Following his footsteps is Amit Lakhanpal from the Al Kasir Group, another company moving to Dubai after finalizing a collaboration with a member of the royal family. The company’s plans to launch three coins namely Al Falah, Al Haqeek and Al-Mas will be operated from the Middle East now.
However, crypto exchanges in India are having a harder time fathoming the aftermath of the RBI circular. BuyUCoin founder and CEO Shivam Thakral is positive that they will find a way around the issue. He said, “There are many non-RBI entities like India Post, where we could have currency accounts. We will approach them and see how they react. It is not that all doors are closed for us and that we are shutting down everything. There are still many ways open for us.”
He added, “We are planning to shift our company’s headquarters to other countries. For this, we have two-three options in our mind like Singapore, US and one more. This plan would be set into motion in the worst-case scenario of the government asking cryptocurrency exchanges to shut operations in India. Then, we could just take our company abroad with crypto-to-crypto currency trading model. In India, it is fiat-to-crypto currency trading right now.”
His views were echoed by Unocoin founder and CEO Sathvik Vishwanath. “For the time being, we are trying different angles (to survive), which we cannot disclose. We want the current ecosystem and (cryptocurrency) industry to survive, without abruptly changing our model, where there is no exit point. Over the next couple of weeks, we may have more clarity on how we should take this forward,” Vishwanath said.
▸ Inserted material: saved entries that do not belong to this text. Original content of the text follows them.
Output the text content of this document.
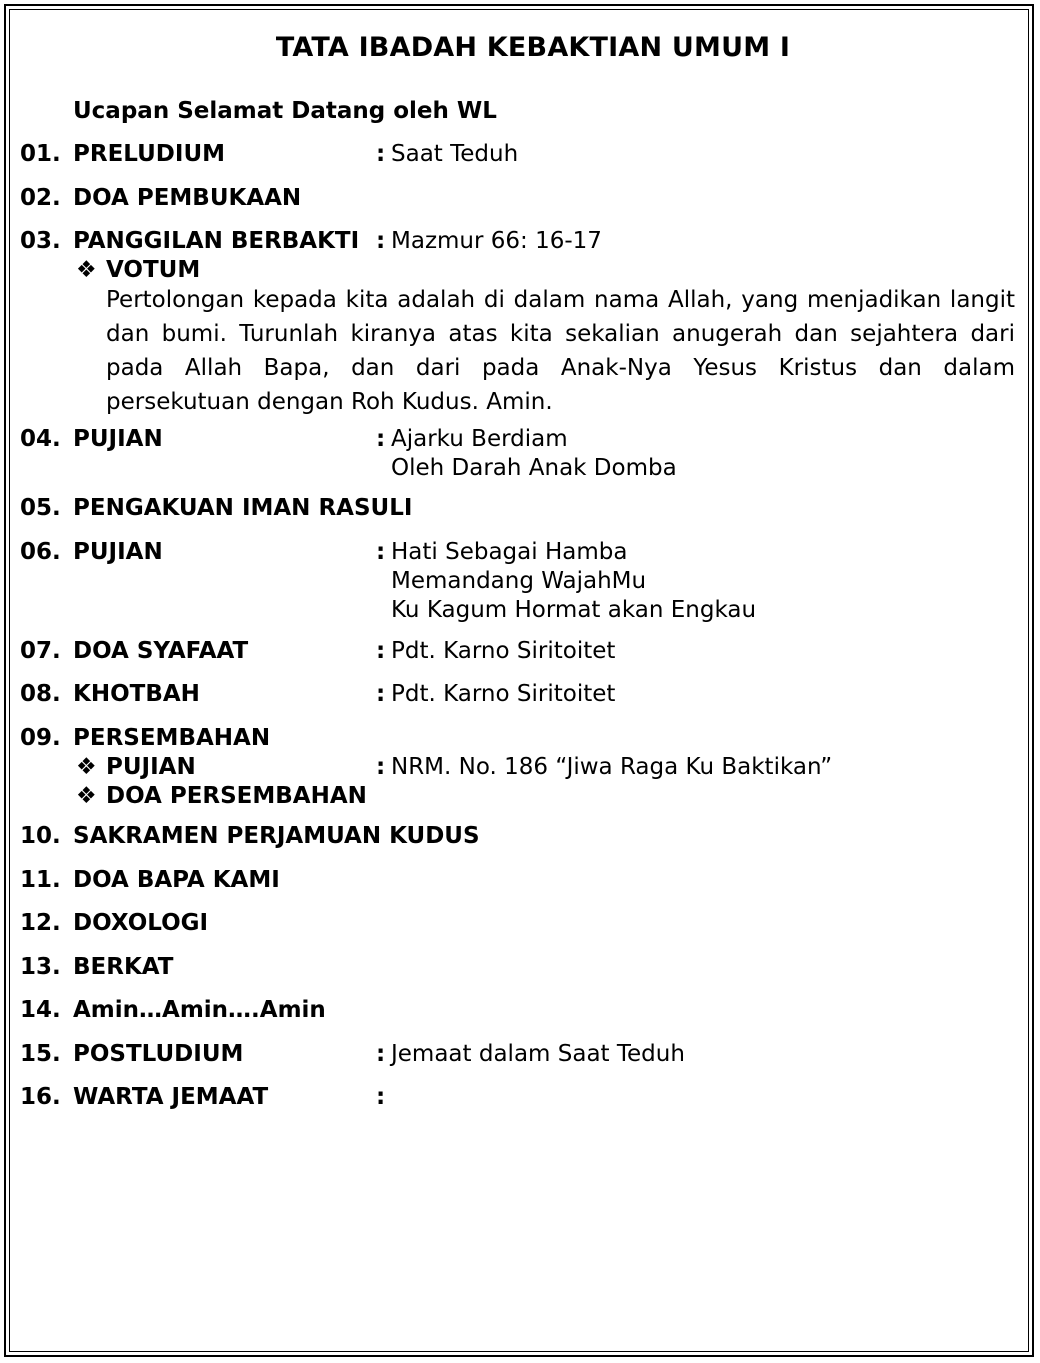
TATA IBADAH KEBAKTIAN UMUM I
Ucapan Selamat Datang oleh WL
01. PRELUDIUM	: Saat Teduh
02. DOA PEMBUKAAN
03. PANGGILAN BERBAKTI : Mazmur 66: 16-17
❖ VOTUM
Pertolongan kepada kita adalah di dalam nama Allah, yang menjadikan langit dan bumi. Turunlah kiranya atas kita sekalian anugerah dan sejahtera dari pada Allah Bapa, dan dari pada Anak-Nya Yesus Kristus dan dalam persekutuan dengan Roh Kudus. Amin.
04. PUJIAN	: Ajarku Berdiam
Oleh Darah Anak Domba
05. PENGAKUAN IMAN RASULI
06. PUJIAN	: Hati Sebagai Hamba
Memandang WajahMu
Ku Kagum Hormat akan Engkau
07. DOA SYAFAAT	: Pdt. Karno Siritoitet
08. KHOTBAH	: Pdt. Karno Siritoitet
09. PERSEMBAHAN
❖ PUJIAN	: NRM. No. 186 “Jiwa Raga Ku Baktikan”
❖ DOA PERSEMBAHAN
10. SAKRAMEN PERJAMUAN KUDUS
11. DOA BAPA KAMI
12. DOXOLOGI
13. BERKAT
14. Amin…Amin….Amin
15. POSTLUDIUM	: Jemaat dalam Saat Teduh
16. WARTA JEMAAT	:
Most cryptocurrency exchanges in India have confirmed that they have not received any official withdrawal of service notice from the banks. The RBI has given banks a 3-months’ time to end banking relationships with these exchanges. SBI and a few other large Indian banks had already withdrawn support from several exchanges before.
Most Indian cryptocurrencies are currently in the ICO stage which. Meanwhile, RBI is considering the launch of its digital coin. The fog will be cleared by the end of the second quarter, but till then, markets could remain in a problematic state.